The Basic File System: or level of E/S physics provides the primary interface with the external environment to the computer. This level deals with data blocks that are exchanged with disk or tape systems, placing the blocks in the secondary storage device and buffering them in memory.

The Basic File System: is outside the data content or structure of the files involved.

The Basic and Supervisor E/S: is responsible for the initiation and completion of all E/S. Remain at this level control structures that are responsible for the E/S with the devices, planning, and the status of files. Besides dealing with the selection of the device where it will be the E/S with the files.

The E/S Logic: is the file system that allows users and applications access to records, offering a capacity of E/S of general-purpose registers and maintaining basic data about files.

The Access Method: is the file system level closest to the user. Each method provides a standard interface between applications and file systems and devices that store data.
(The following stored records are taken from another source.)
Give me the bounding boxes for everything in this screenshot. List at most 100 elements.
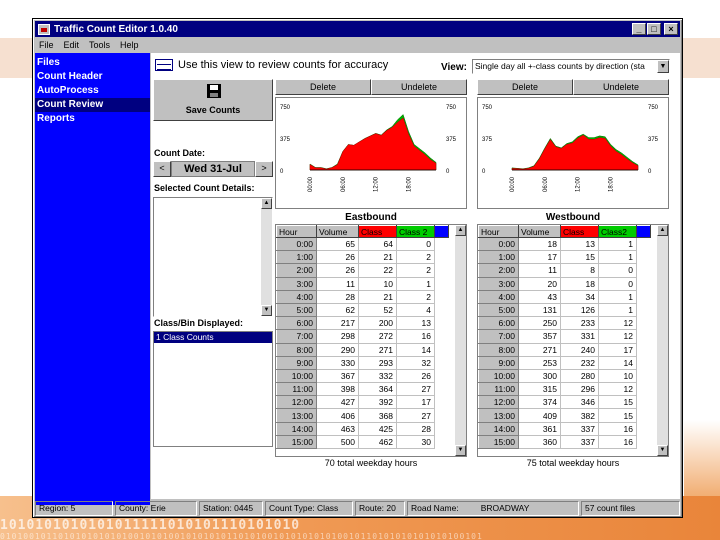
class-list-item[interactable]: 1 Class Counts xyxy=(154,332,272,343)
count-cell[interactable]: 62 xyxy=(316,303,359,318)
column-header[interactable]: Volume xyxy=(518,225,561,238)
count-cell[interactable]: 26 xyxy=(316,263,359,278)
count-cell[interactable]: 1 xyxy=(598,303,637,318)
count-cell[interactable]: 28 xyxy=(396,422,435,436)
count-cell[interactable]: 280 xyxy=(560,369,599,384)
count-cell[interactable]: 26 xyxy=(396,369,435,384)
table-row[interactable]: 0:00 65 64 0 xyxy=(276,236,449,252)
count-cell[interactable]: 298 xyxy=(316,329,359,344)
count-cell[interactable]: 10 xyxy=(598,369,637,384)
count-cell[interactable]: 16 xyxy=(598,422,637,436)
table-row[interactable]: 14:00 463 425 28 xyxy=(276,421,449,436)
count-cell[interactable]: 4 xyxy=(396,303,435,318)
eastbound-undelete-button[interactable]: Undelete xyxy=(371,79,467,95)
count-cell[interactable]: 1 xyxy=(396,277,435,291)
count-cell[interactable]: 346 xyxy=(560,395,599,410)
count-cell[interactable]: 293 xyxy=(358,356,397,370)
count-cell[interactable]: 1 xyxy=(598,290,637,304)
count-cell[interactable]: 131 xyxy=(518,303,561,318)
table-row[interactable]: 3:00 11 10 1 xyxy=(276,276,449,291)
count-cell[interactable]: 13 xyxy=(396,316,435,331)
table-row[interactable]: 11:00 315 296 12 xyxy=(478,382,651,397)
count-cell[interactable]: 27 xyxy=(396,382,435,397)
count-cell[interactable]: 360 xyxy=(518,435,561,450)
count-cell[interactable]: 1 xyxy=(598,250,637,265)
count-cell[interactable]: 43 xyxy=(518,290,561,304)
count-cell[interactable]: 17 xyxy=(518,250,561,265)
column-header[interactable]: Volume xyxy=(316,225,359,238)
table-row[interactable]: 10:00 367 332 26 xyxy=(276,368,449,384)
count-cell[interactable]: 52 xyxy=(358,303,397,318)
count-cell[interactable]: 15 xyxy=(598,395,637,410)
table-row[interactable]: 8:00 290 271 14 xyxy=(276,342,449,357)
count-cell[interactable]: 232 xyxy=(560,356,599,370)
count-cell[interactable]: 15 xyxy=(598,408,637,423)
count-cell[interactable]: 1 xyxy=(598,237,637,252)
table-row[interactable]: 9:00 330 293 32 xyxy=(276,355,449,370)
scroll-up-icon[interactable]: ▲ xyxy=(455,225,466,236)
table-row[interactable]: 0:00 18 13 1 xyxy=(478,236,651,252)
count-cell[interactable]: 253 xyxy=(518,356,561,370)
table-row[interactable]: 1:00 17 15 1 xyxy=(478,250,651,265)
count-cell[interactable]: 427 xyxy=(316,395,359,410)
count-cell[interactable]: 30 xyxy=(396,435,435,450)
count-cell[interactable]: 330 xyxy=(316,356,359,370)
column-header[interactable]: Class xyxy=(358,225,397,238)
count-cell[interactable]: 13 xyxy=(560,237,599,252)
count-cell[interactable]: 28 xyxy=(316,290,359,304)
column-header-class-3[interactable] xyxy=(636,225,651,238)
table-row[interactable]: 12:00 427 392 17 xyxy=(276,395,449,410)
count-cell[interactable]: 463 xyxy=(316,422,359,436)
count-cell[interactable]: 382 xyxy=(560,408,599,423)
count-cell[interactable]: 20 xyxy=(518,277,561,291)
table-row[interactable]: 13:00 406 368 27 xyxy=(276,408,449,423)
nav-item-reports[interactable]: Reports xyxy=(35,112,150,126)
count-cell[interactable]: 64 xyxy=(358,237,397,252)
count-cell[interactable]: 10 xyxy=(358,277,397,291)
count-cell[interactable]: 233 xyxy=(560,316,599,331)
count-cell[interactable]: 409 xyxy=(518,408,561,423)
count-cell[interactable]: 14 xyxy=(396,343,435,357)
menu-edit[interactable]: Edit xyxy=(64,40,80,50)
count-cell[interactable]: 357 xyxy=(518,329,561,344)
count-cell[interactable]: 65 xyxy=(316,237,359,252)
count-cell[interactable]: 315 xyxy=(518,382,561,397)
count-cell[interactable]: 374 xyxy=(518,395,561,410)
scroll-up-icon[interactable]: ▲ xyxy=(261,198,272,209)
count-cell[interactable]: 15 xyxy=(560,250,599,265)
next-date-button[interactable]: > xyxy=(255,161,273,177)
count-cell[interactable]: 337 xyxy=(560,422,599,436)
count-cell[interactable]: 12 xyxy=(598,316,637,331)
count-cell[interactable]: 18 xyxy=(518,237,561,252)
count-cell[interactable]: 17 xyxy=(396,395,435,410)
count-cell[interactable]: 2 xyxy=(396,250,435,265)
westbound-undelete-button[interactable]: Undelete xyxy=(573,79,669,95)
table-row[interactable]: 6:00 217 200 13 xyxy=(276,316,449,331)
count-cell[interactable]: 398 xyxy=(316,382,359,397)
column-header[interactable]: Class 2 xyxy=(396,225,435,238)
count-cell[interactable]: 217 xyxy=(316,316,359,331)
count-cell[interactable]: 200 xyxy=(358,316,397,331)
table-row[interactable]: 13:00 409 382 15 xyxy=(478,408,651,423)
table-row[interactable]: 6:00 250 233 12 xyxy=(478,316,651,331)
column-header[interactable]: Class xyxy=(560,225,599,238)
eastbound-table-scrollbar[interactable]: ▲ ▼ xyxy=(455,225,466,456)
count-cell[interactable]: 271 xyxy=(358,343,397,357)
table-row[interactable]: 14:00 361 337 16 xyxy=(478,421,651,436)
table-row[interactable]: 7:00 357 331 12 xyxy=(478,329,651,344)
count-cell[interactable]: 34 xyxy=(560,290,599,304)
count-cell[interactable]: 11 xyxy=(316,277,359,291)
view-select[interactable]: Single day all +-class counts by directi… xyxy=(472,59,670,74)
count-cell[interactable]: 250 xyxy=(518,316,561,331)
count-cell[interactable]: 392 xyxy=(358,395,397,410)
count-cell[interactable]: 462 xyxy=(358,435,397,450)
minimize-button[interactable]: _ xyxy=(632,23,646,35)
westbound-table-scrollbar[interactable]: ▲ ▼ xyxy=(657,225,668,456)
table-row[interactable]: 5:00 62 52 4 xyxy=(276,302,449,318)
table-row[interactable]: 15:00 360 337 16 xyxy=(478,434,651,450)
count-cell[interactable]: 14 xyxy=(598,356,637,370)
westbound-delete-button[interactable]: Delete xyxy=(477,79,573,95)
count-cell[interactable]: 337 xyxy=(560,435,599,450)
count-cell[interactable]: 271 xyxy=(518,343,561,357)
chevron-down-icon[interactable]: ▼ xyxy=(657,60,669,73)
Some methods of access are the battery, sequential, indexed sequential, indexing, and dispersion.

SECURITY ADMINISTRATION:

Criteria:

  • To prevent unauthorized access (espionage, theft, sabotage).
  • Maintenance of the equipment (hardware and software).
  • Minimize risk by claims (fire, flood, earthquake, viruses, plague).
  • The security level is relative (importance to the organization).

Classification:

  • External Security: Strategies and mechanisms to safeguard the installation without the intervention of the computer system.
  • Internal Security (Protection): Strategies and mechanisms for protecting the facility through the resources of the computer system itself.
  • Physical Security: Strategies and mechanisms to safeguard the installation from natural disasters and unauthorized access (fire systems, security grills, etc.).
  • Administrative Security: Strategies and mechanisms to prevent logical access (access control, firewall, security tx = parity bit Hamming code, CRC + checksum).

Internal Security: It is based on authentication (user ID).

Simple, uniform, and comprehensive (not supplied).

The default state is not accessible.

Minimizing privileges.

Password: Something the user knows, something that has the user, something that is the user.